Now, if you print another 100 dollars, the number of apples doesn’t just magically double to match. What does happen is the price of an apple simply rises to meet the amount of extra money now in circulation.
Ergo, an apple now costs two dollars. And that, my friends, is inflation in action.
But isn’t that obvious? Well, apparently not to Mr Orr and his esteemed colleagues at the RBNZ judging by his latest speech to the Petersen Institute in Washington on 23 October.
In this speech Orr compares himself and other policymakers to Kupe, the legendary Polynesian explorer as they ‘navigate their own waters’ in pursuit of “clear goals – primarily focused on achieving and maintaining low and stable inflation”.
However, as is clearly shown by this graph from Orr’s presentation, the RBNZ under-called their inflation projections. And they did this consistently from the time when, in Orr’s own words, they started issuing “modern ‘quantitative’ monetary instruments [which] in the case of New Zealand had not been used before” (also known as ‘spraying money around like a one-armed paperhanger’) to the time inflation peaked in 2023.
Additionally, in his Washington speech, Orr comments, “On a personal note, I often reflect to early 2020 and ask myself the question: if someone offered me a peak of 7.3 per cent inflation and unemployment around three per cent in two years’ time – would I have accepted it? Yes!”
Which leads to a further inference. If in 2020 an inflation peak of 7.3 per cent was something he would have happily accepted, then, by definition, he was clearly expecting more than this.
This being the case, why, as his own graph shows, did the RBNZ publish seven forecasts between 2020 and 2023 showing inflation projections that were lower than 7.3 per cent?

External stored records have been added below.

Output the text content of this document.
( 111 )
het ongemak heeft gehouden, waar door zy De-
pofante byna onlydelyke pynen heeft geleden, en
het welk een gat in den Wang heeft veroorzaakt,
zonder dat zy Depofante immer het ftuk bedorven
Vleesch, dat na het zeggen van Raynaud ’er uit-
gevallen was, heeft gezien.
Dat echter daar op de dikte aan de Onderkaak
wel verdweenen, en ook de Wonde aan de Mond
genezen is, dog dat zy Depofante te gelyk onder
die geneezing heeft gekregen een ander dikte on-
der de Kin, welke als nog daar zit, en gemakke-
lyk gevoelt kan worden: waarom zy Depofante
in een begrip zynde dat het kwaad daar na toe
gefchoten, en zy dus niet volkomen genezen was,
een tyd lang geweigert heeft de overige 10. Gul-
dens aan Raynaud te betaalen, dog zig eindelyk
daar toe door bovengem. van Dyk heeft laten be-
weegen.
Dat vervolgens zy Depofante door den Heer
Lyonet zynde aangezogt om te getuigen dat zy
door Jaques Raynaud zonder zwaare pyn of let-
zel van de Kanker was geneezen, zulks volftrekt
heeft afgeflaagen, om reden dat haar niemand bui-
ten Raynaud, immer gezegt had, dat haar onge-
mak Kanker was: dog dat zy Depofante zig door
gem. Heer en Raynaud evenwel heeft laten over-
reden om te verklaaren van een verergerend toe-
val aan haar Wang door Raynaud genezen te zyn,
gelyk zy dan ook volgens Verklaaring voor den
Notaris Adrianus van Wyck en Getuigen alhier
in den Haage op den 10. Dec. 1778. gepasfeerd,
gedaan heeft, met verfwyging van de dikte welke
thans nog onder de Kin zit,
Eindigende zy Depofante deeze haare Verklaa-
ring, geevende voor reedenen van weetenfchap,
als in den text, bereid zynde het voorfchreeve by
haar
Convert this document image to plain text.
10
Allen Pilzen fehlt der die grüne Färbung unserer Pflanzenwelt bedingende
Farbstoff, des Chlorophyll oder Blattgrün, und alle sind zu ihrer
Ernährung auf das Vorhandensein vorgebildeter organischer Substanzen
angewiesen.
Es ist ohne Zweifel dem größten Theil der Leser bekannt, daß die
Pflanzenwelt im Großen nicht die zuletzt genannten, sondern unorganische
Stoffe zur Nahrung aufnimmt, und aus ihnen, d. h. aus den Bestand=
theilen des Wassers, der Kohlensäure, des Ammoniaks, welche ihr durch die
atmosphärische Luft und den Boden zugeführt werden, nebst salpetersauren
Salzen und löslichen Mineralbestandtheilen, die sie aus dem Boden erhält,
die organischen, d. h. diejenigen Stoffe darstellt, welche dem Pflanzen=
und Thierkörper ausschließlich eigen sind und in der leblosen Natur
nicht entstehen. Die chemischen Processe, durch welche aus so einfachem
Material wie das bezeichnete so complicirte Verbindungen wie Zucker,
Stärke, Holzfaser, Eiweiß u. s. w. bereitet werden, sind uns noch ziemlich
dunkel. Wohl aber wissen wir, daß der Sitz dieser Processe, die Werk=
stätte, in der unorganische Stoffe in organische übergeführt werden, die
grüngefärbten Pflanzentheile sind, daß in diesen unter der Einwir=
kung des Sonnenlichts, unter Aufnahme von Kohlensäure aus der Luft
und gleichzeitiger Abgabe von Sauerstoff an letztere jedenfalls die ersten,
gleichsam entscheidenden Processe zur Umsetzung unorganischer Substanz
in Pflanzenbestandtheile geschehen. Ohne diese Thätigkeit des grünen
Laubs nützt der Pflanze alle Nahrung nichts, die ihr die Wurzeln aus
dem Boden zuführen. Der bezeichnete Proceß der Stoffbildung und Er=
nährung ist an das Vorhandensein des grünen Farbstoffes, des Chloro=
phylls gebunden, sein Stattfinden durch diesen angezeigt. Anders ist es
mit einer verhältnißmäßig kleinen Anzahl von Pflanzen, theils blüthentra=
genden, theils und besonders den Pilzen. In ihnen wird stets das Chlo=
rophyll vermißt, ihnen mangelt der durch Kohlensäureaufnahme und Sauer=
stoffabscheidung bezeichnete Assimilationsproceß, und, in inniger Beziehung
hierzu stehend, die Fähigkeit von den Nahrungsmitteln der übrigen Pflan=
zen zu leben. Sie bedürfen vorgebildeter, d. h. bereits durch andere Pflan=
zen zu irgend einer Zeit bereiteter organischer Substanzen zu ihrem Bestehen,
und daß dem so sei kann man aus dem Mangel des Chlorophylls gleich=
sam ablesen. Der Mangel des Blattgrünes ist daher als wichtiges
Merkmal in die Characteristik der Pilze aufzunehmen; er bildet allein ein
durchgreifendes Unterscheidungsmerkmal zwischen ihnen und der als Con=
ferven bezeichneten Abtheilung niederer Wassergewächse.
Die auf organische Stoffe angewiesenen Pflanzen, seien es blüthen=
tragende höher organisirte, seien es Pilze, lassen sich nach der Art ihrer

The conclusion a cynic might come to is that Orr knew inflation was going to be greater than the levels the RBNZ was officially forecasting but political expediency in support of Grant Robertson and the Labour Government which appointed him, forbade him from admitting it.
But did he really know? Well it wasn’t rocket science to determine what inflation was going to be. Harking back to the ‘apples vs dollars’ lesson of my youth, it was easy to work it out, as I said in this letter (published in the NZ Herald in June 2022, before they became terminally woke and stopped printing any opinions that weren’t firmly left of centre).
The long-term trend line for NZ money supply (M3) shows that the current amount in circulation should be NZ$340 billion. The actual amount currently sloshing around in the economy is NZ$390 billion. With NZ$390 billion chasing NZ$340 billion of available goods and services, the price of those goods and services must rise by 15 per cent to soak up the excess cash available.
Fifteen per cent is the amount of domestic inflation that must occur over the next two or three years to make this happen. Throw in another two per cent or three per cent per year of imported inflation, from oil prices, supply chain problems and the Ukraine war effect, and it’s obvious that NZ must expect inflation to average eight per cent or more over the next two years at least.
Adrian Orr will be forced into “doing what was necessary" to bring inflation back into line (Liam Dann NZH May 26) for a lot longer than many people realise.
And the reality? In the three years from the end of 2021 to now, NZ’s inflation is a cumulative 18.43 per cent, pretty much exactly what I predicted.
To believe that I could work this out but that Orr, with his degrees in geography and economics, could not, has to be disingenuous to say the least.
Which brings me to one last anecdote about the family Orr whose surname is carried by the esteemed Adrian.
I once worked for a company with a chairman named Hamish Orr-Ewing, who, when asked at a sales conference why the reps were forced to drive two-door Ford Escorts, famously replied, “Because they don’t make one door Ford Escorts.”
A parsimonious outlook that our own Mr Orr might bear in mind next time the government asks him to print money in defiance of his and the RBNZ directive that they “navigate their own waters” in pursuit of “clear goals – primarily focused on achieving and maintaining low and stable inflation”.
PS. If you think the last two paragraphs offer a very tortuous comparison between my old chairman and our current RBNZ governor, then I simply point to the attempt by the latter to compare himself to Kupe the great navigator. Note that the words sauce, goose and gander come readily to mind and I rest my case.